Total cool, die freuen sich darüber! Das Problem liegt eher bei mir: Denn es ist mir wahnsinnig peinlich. Ich habe immer das Gefühl, dass ich mich nicht gut organisiere, mir zu viel rausnehme, nicht professionell genug bin und und und. Da kommen super viele Glaubenssätze hoch.
Woran liegt das?
Ich glaube, dass in mir noch altes Konzerndenken steckt, welches ich eigentlich nie annehmen wollte. Während ich noch fest angestellt war, war ich mit unserem Sohn schwanger. Und ich habe gemerkt, dass es werdende Mütter verdammt schwer haben. Natürlich konnte ich nicht mehr 100 Prozent geben, aber es wurde erwartet. Das wurde natürlich nicht so direkt ausgesprochen, aber ich habe es gespürt, was im Übrigen noch viel schlimmer ist, als es offen zu sagen. Obwohl ich mir ein Bein ausgerissen habe, wurde das in keiner Weise wertgeschätzt. Eher wurde der Fokus auf das Negative gelegt, wenn ich zum Beispiel mal einen Frauenarzttermin wahrnehmen musste. Dass ich dafür länger gearbeitet habe, spielte dann schon keine Rolle mehr. Ich glaube, dass gerade in Konzernen oftmals eben doch noch patriarchalische Strukturen vorherrschen. Meiner Meinung nach schadet es nicht nur den Frauen, sondern auch den Unternehmen selbst. Weil sie so unflexibel sind und es Müttern so schwer machen, lassen sie ein unglaubliches Potential brachliegen. Ich glaube, das ist eine der größten Herausforderungen unserer Zeit: Müttern die gleichen Karrierechancen zu ermöglichen und Rahmenbedingungen zu schaffen, in denen sie sich entfalten können – trotz Kindern!

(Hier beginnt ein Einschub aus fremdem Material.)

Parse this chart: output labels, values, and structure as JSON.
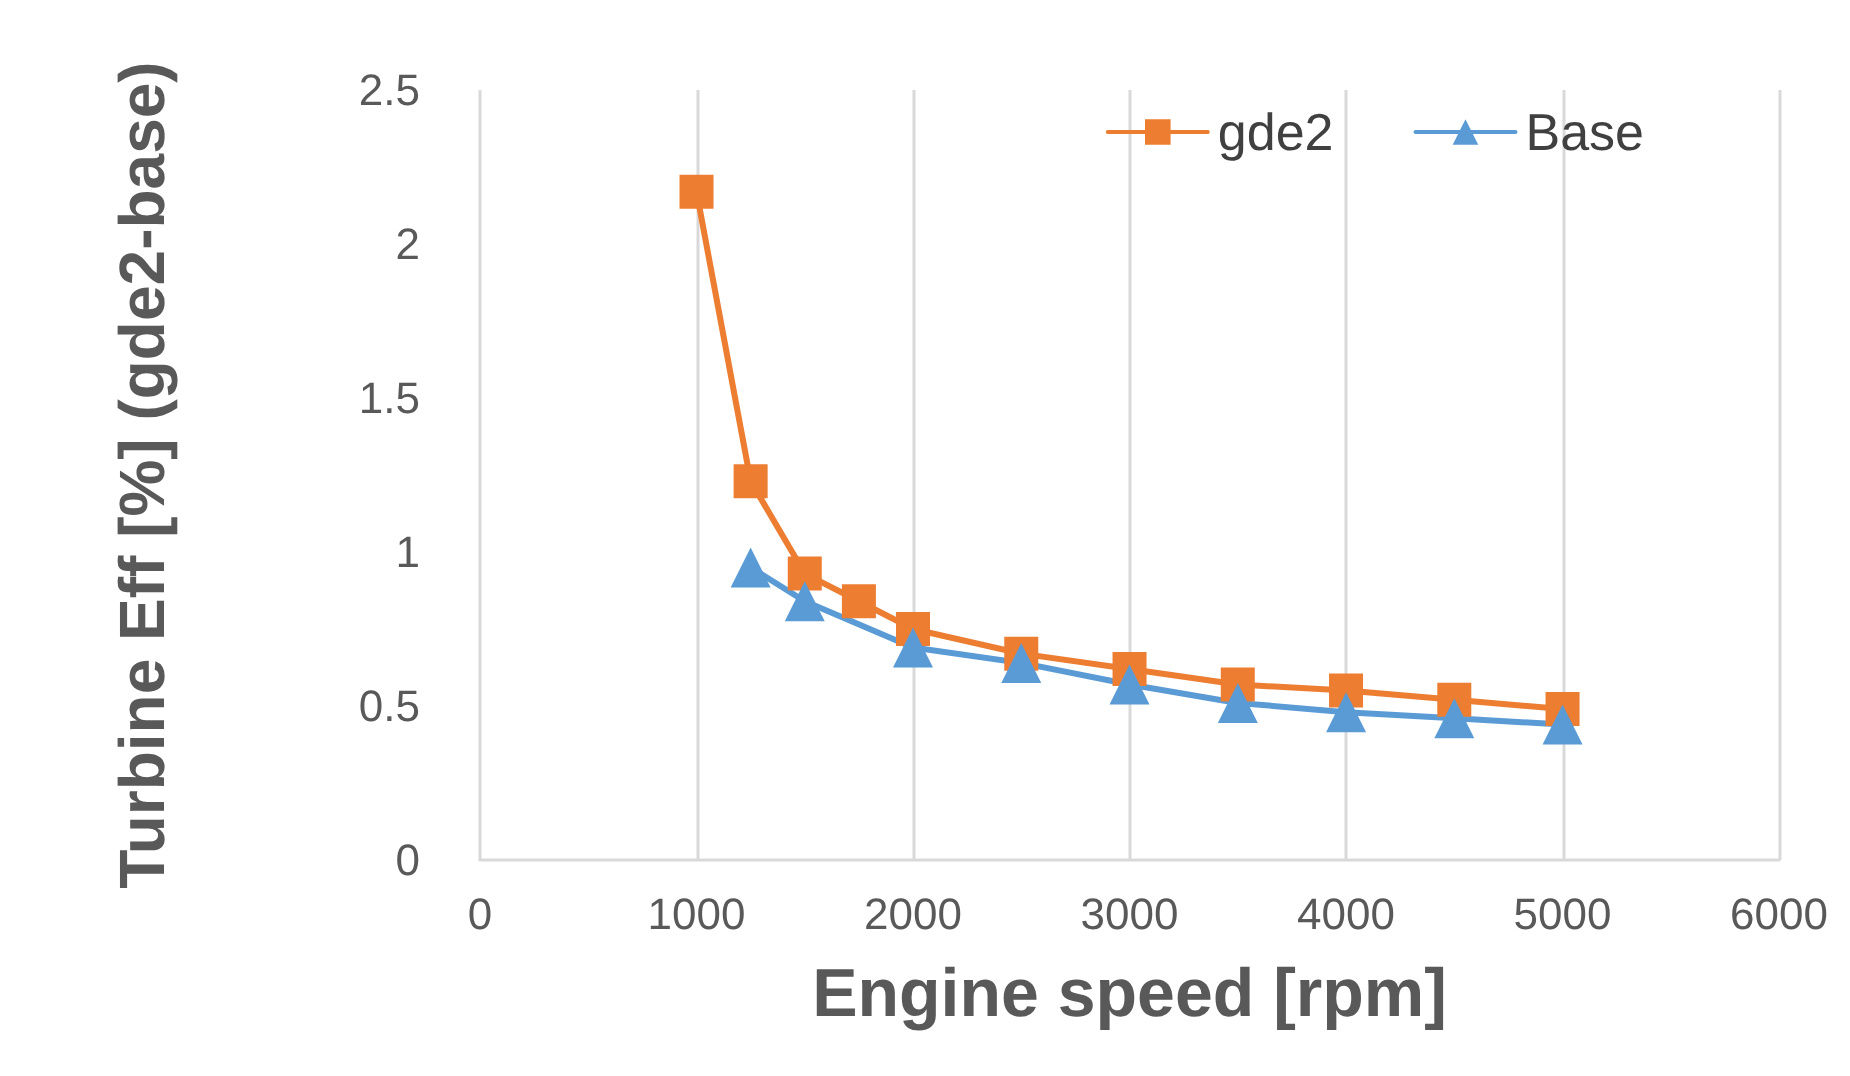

Inwiefern sind auch Frauen gefragt, das einzufordern?
Zu 100 Prozent! Aber ich glaube, die Veränderung fängt in unseren Köpfen an. Wie gesagt, ich sehe das ja an mir selbst: Ich habe immer das Gefühl, ich muss mich als Mutter besonders anstrengen, das geht mir nicht aus dem Kopf raus. Ständig denke ich, ich genüge nicht. Kümmere ich mich um das Business, habe ich ein schlechtes Gewissen den Kindern gegenüber und wenn ich zu viele Termine habe, denke ich, dass die Kinder zu kurz kommen. Aber das ist MEIN Problem. Denn tief im Innern weiß ich, dass wir Frauen beides können und vor allem auch beides dürfen: Kinder haben UND Karriere machen. Wir müssen nur anfangen, dafür einzustehen – auch uns selbst gegenüber!
Danke für diesen tollen Einblick, liebe Jenny!